Le créateur des derniers monuments érigés à Moscou avait agi raisonnablement parce qu'aucune vente n'était prévue à Moscou, la même semaine tout ce qui avait été amené devait être remballé et réexpédié à l'étranger. L'antiquaire suisse Yves Bouvier, à qui l'on doit l'idée d'organiser le salon à Moscou, avait déclaré à la presse que toutes les œuvres d'art avaient été amenées à Moscou pour une exposition provisoire et qu'aucune d'entre elles ne serait vendue. On pensait que les millionnaires qui le voudraient pourraient ensuite, par des voies confidentielles, faire l'acquisition des pièces les intéressant en s'adressant directement aux galeries à New York, à Paris ou à Londres.

Tout cela est inhabituel dans la pratique du marché mondial des antiquités. Il était difficile de croire qu'il n'y aurait aucun marché, même oral, ou option de vente.

Surtout quand on sait que les salles de l'ancien palais des princes Dolgorouki recèlent ordinairement des objets d'art de très grande valeur, principalement étrangers il est vrai. Le visiteur arrive dans un immense magasin débordant de meubles, de vases, de vaisselles d'argent, de sculptures de style moderne, de toiles d'impressionnistes, de tableaux de peintres américains, de bronzes, de marbres et autres objets luxueux. Parmi le mobilier on rencontre aussi des tableaux dus aux pinceaux de Peter Bruegel, de Renouard, de Marc Chagall, de Picasso, des toiles de Sébastien Ricci, de Giuseppe di Rib, "L'homme près de l'évier", un chef-d'oeuvre de Francis Bacon... Au total plus de 1.000 objets des XVIII-e-XX-e siècles.

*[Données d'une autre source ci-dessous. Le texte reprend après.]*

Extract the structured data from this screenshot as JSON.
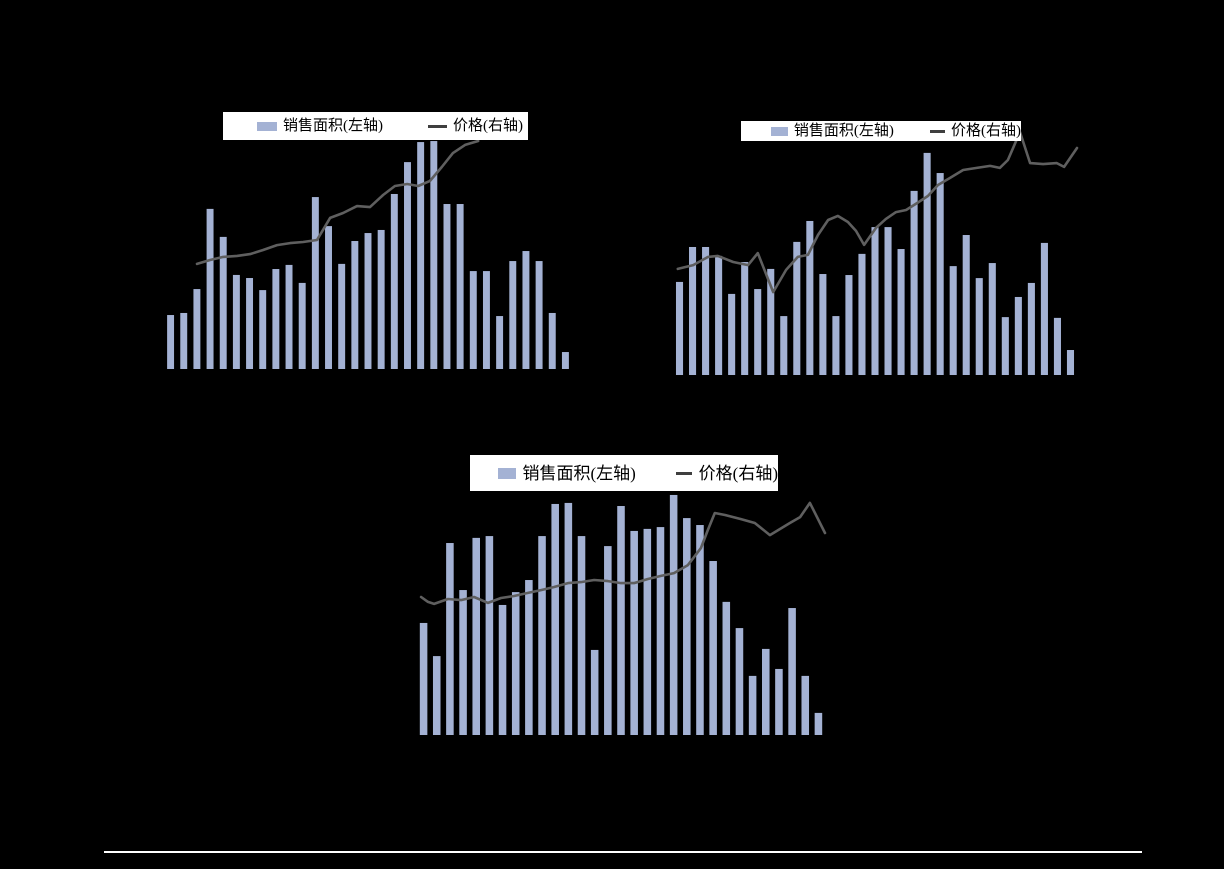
{
  "page": {
    "background_color": "#000000",
    "divider_color": "#ffffff"
  },
  "colors": {
    "bar_fill": "#a4b2d4",
    "line_stroke": "#5f5f5f",
    "legend_line_swatch": "#3f3f3f",
    "legend_background": "#ffffff",
    "legend_text": "#000000"
  },
  "charts": [
    {
      "id": "top-left",
      "legend": {
        "bar_label": "销售面积(左轴)",
        "line_label": "价格(右轴)"
      },
      "chart_data": {
        "type": "bar+line",
        "axes_visible": false,
        "x_tick_labels_visible": false,
        "legend_position": "top-center",
        "ylim": [
          0,
          100
        ],
        "bar_width_pct": 1.7,
        "series": [
          {
            "name": "销售面积(左轴)",
            "type": "bar",
            "axis": "left",
            "values_pct_of_plot_height": [
              21,
              21.8,
              31.1,
              62.3,
              51.4,
              36.6,
              35.4,
              30.7,
              38.9,
              40.5,
              33.5,
              66.9,
              55.6,
              40.9,
              49.8,
              52.9,
              54.1,
              68.1,
              80.5,
              88.3,
              88.7,
              64.2,
              64.2,
              38.1,
              38.1,
              20.6,
              42,
              45.9,
              42,
              21.8,
              6.6
            ]
          },
          {
            "name": "价格(右轴)",
            "type": "line",
            "axis": "right",
            "points_pct": [
              [
                8.1,
                40.9
              ],
              [
                11.3,
                42.4
              ],
              [
                14.5,
                43.6
              ],
              [
                17.9,
                44
              ],
              [
                21.1,
                44.7
              ],
              [
                24.3,
                46.3
              ],
              [
                27.7,
                48.2
              ],
              [
                30.9,
                49
              ],
              [
                34.1,
                49.4
              ],
              [
                37.5,
                50.2
              ],
              [
                40.7,
                58.8
              ],
              [
                43.9,
                60.7
              ],
              [
                47.3,
                63.4
              ],
              [
                50.5,
                63
              ],
              [
                53.7,
                67.7
              ],
              [
                56.6,
                71.2
              ],
              [
                59.6,
                72
              ],
              [
                62.3,
                71.2
              ],
              [
                65.2,
                73.2
              ],
              [
                68.1,
                78.6
              ],
              [
                70.8,
                84
              ],
              [
                73.8,
                87.2
              ],
              [
                77,
                88.7
              ]
            ]
          }
        ]
      }
    },
    {
      "id": "top-right",
      "legend": {
        "bar_label": "销售面积(左轴)",
        "line_label": "价格(右轴)"
      },
      "chart_data": {
        "type": "bar+line",
        "axes_visible": false,
        "x_tick_labels_visible": false,
        "legend_position": "top-center",
        "ylim": [
          0,
          100
        ],
        "bar_width_pct": 1.75,
        "series": [
          {
            "name": "销售面积(左轴)",
            "type": "bar",
            "axis": "left",
            "values_pct_of_plot_height": [
              36.5,
              50.2,
              50.2,
              46.7,
              31.8,
              44.3,
              33.7,
              41.6,
              23.1,
              52.2,
              60.4,
              39.6,
              23.1,
              39.2,
              47.5,
              58,
              58,
              49.4,
              72.2,
              87.1,
              79.2,
              42.7,
              54.9,
              38,
              43.9,
              22.7,
              30.6,
              36.1,
              51.8,
              22.4,
              9.8
            ]
          },
          {
            "name": "价格(右轴)",
            "type": "line",
            "axis": "right",
            "points_pct": [
              [
                1.2,
                41.6
              ],
              [
                5,
                43.1
              ],
              [
                8.7,
                46.3
              ],
              [
                11.1,
                46.7
              ],
              [
                14.9,
                44.3
              ],
              [
                18.6,
                43.1
              ],
              [
                21,
                47.8
              ],
              [
                24.8,
                32.5
              ],
              [
                28,
                41.2
              ],
              [
                30.9,
                46.3
              ],
              [
                33.4,
                47.1
              ],
              [
                35.9,
                54.9
              ],
              [
                38.4,
                60.8
              ],
              [
                40.8,
                62.4
              ],
              [
                43.3,
                60
              ],
              [
                45.3,
                56.5
              ],
              [
                47.3,
                51
              ],
              [
                50.2,
                57.6
              ],
              [
                52.7,
                61.2
              ],
              [
                55.2,
                63.9
              ],
              [
                57.7,
                64.7
              ],
              [
                60.1,
                67.1
              ],
              [
                63.1,
                70.2
              ],
              [
                65.6,
                74.5
              ],
              [
                68.6,
                77.3
              ],
              [
                71.8,
                80.4
              ],
              [
                75.2,
                81.2
              ],
              [
                78.5,
                82
              ],
              [
                80.9,
                81.2
              ],
              [
                82.9,
                84.3
              ],
              [
                85.9,
                95.3
              ],
              [
                88.4,
                83.1
              ],
              [
                91.6,
                82.7
              ],
              [
                95,
                83.1
              ],
              [
                96.8,
                81.6
              ],
              [
                100,
                89
              ]
            ]
          }
        ]
      }
    },
    {
      "id": "bottom-center",
      "legend": {
        "bar_label": "销售面积(左轴)",
        "line_label": "价格(右轴)"
      },
      "chart_data": {
        "type": "bar+line",
        "axes_visible": false,
        "x_tick_labels_visible": false,
        "legend_position": "top-center",
        "ylim": [
          0,
          100
        ],
        "bar_width_pct": 1.85,
        "series": [
          {
            "name": "销售面积(左轴)",
            "type": "bar",
            "axis": "left",
            "values_pct_of_plot_height": [
              43.6,
              30.7,
              74.7,
              56.4,
              76.7,
              77.4,
              50.6,
              55.6,
              60.3,
              77.4,
              89.9,
              90.3,
              77.4,
              33.1,
              73.5,
              89.1,
              79.4,
              80.2,
              80.9,
              93.4,
              84.4,
              81.7,
              67.7,
              51.8,
              41.6,
              23,
              33.5,
              25.7,
              49.4,
              23,
              8.6
            ]
          },
          {
            "name": "价格(右轴)",
            "type": "line",
            "axis": "right",
            "points_pct": [
              [
                1,
                53.7
              ],
              [
                2.7,
                51.8
              ],
              [
                4.2,
                51
              ],
              [
                7.6,
                52.9
              ],
              [
                10.8,
                52.5
              ],
              [
                14,
                53.7
              ],
              [
                17.4,
                51.4
              ],
              [
                20.6,
                53.3
              ],
              [
                23.8,
                54.1
              ],
              [
                27.2,
                55.3
              ],
              [
                30.4,
                56.4
              ],
              [
                33.6,
                57.6
              ],
              [
                37,
                59.1
              ],
              [
                40.2,
                59.5
              ],
              [
                43.4,
                60.3
              ],
              [
                46.8,
                59.9
              ],
              [
                50,
                59.1
              ],
              [
                53.2,
                59.1
              ],
              [
                56.6,
                60.7
              ],
              [
                59.8,
                61.9
              ],
              [
                63,
                63
              ],
              [
                66.4,
                66.1
              ],
              [
                69.6,
                72.8
              ],
              [
                71.3,
                79.8
              ],
              [
                73,
                86.4
              ],
              [
                75.5,
                85.6
              ],
              [
                79.4,
                84
              ],
              [
                82.8,
                82.5
              ],
              [
                86.5,
                77.8
              ],
              [
                91.4,
                82.5
              ],
              [
                93.9,
                84.8
              ],
              [
                96.3,
                90.3
              ],
              [
                100,
                78.6
              ]
            ]
          }
        ]
      }
    }
  ]
}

Il y a aussi des choses spécialement destinées aux Russes, comme un exemplaire de "La Guerre et la paix" relié en peau de chagrin, qui jadis avait appartenu à Lev Tolstoï en personne, ou encore le paravent qui avait été installé dans la chambre à coucher du styliste Karl Lagerfeld. Ou spécialement pour les financiers comme ce meuble sur lequel des Rothschild s'étaient assis.

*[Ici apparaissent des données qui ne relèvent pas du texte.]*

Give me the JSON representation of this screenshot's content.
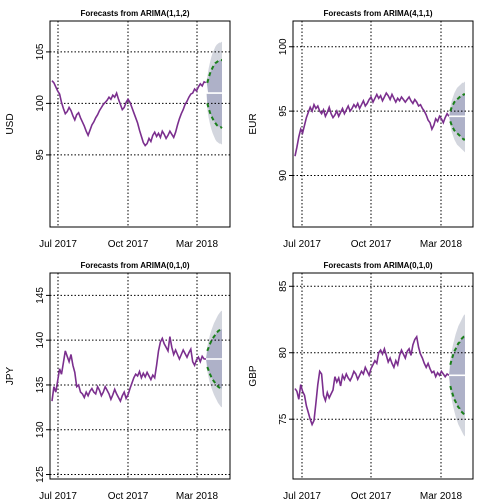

La sensation numéro un de l'exposition est très certainement cette toile de Picasso intitulée "Portrait d'Olga". Deux choses ont été prises en compte ici: premièrement, Olga Khokhlova, un des modèles et une des épouses de Picasso, était Russe, et, deuxièmement, le tableau de Picasso "L'enfant à la pipe", qui a été vendu lors d'une vente à Sotheby's pour la somme astronomique de 104.168.000 dollars. C'est actuellement le tableau le plus cher au monde. Le record détenu depuis dix ans par le tableau "Portrait du docteur Paul Gachet" de Van Gogh est battu. En proposant l'oeuvre de Picasso à Moscou les organisateurs espèrent battre un nouveau record. Ce n'est pas pour rien que la Russie passe pour un pays de collectionneurs.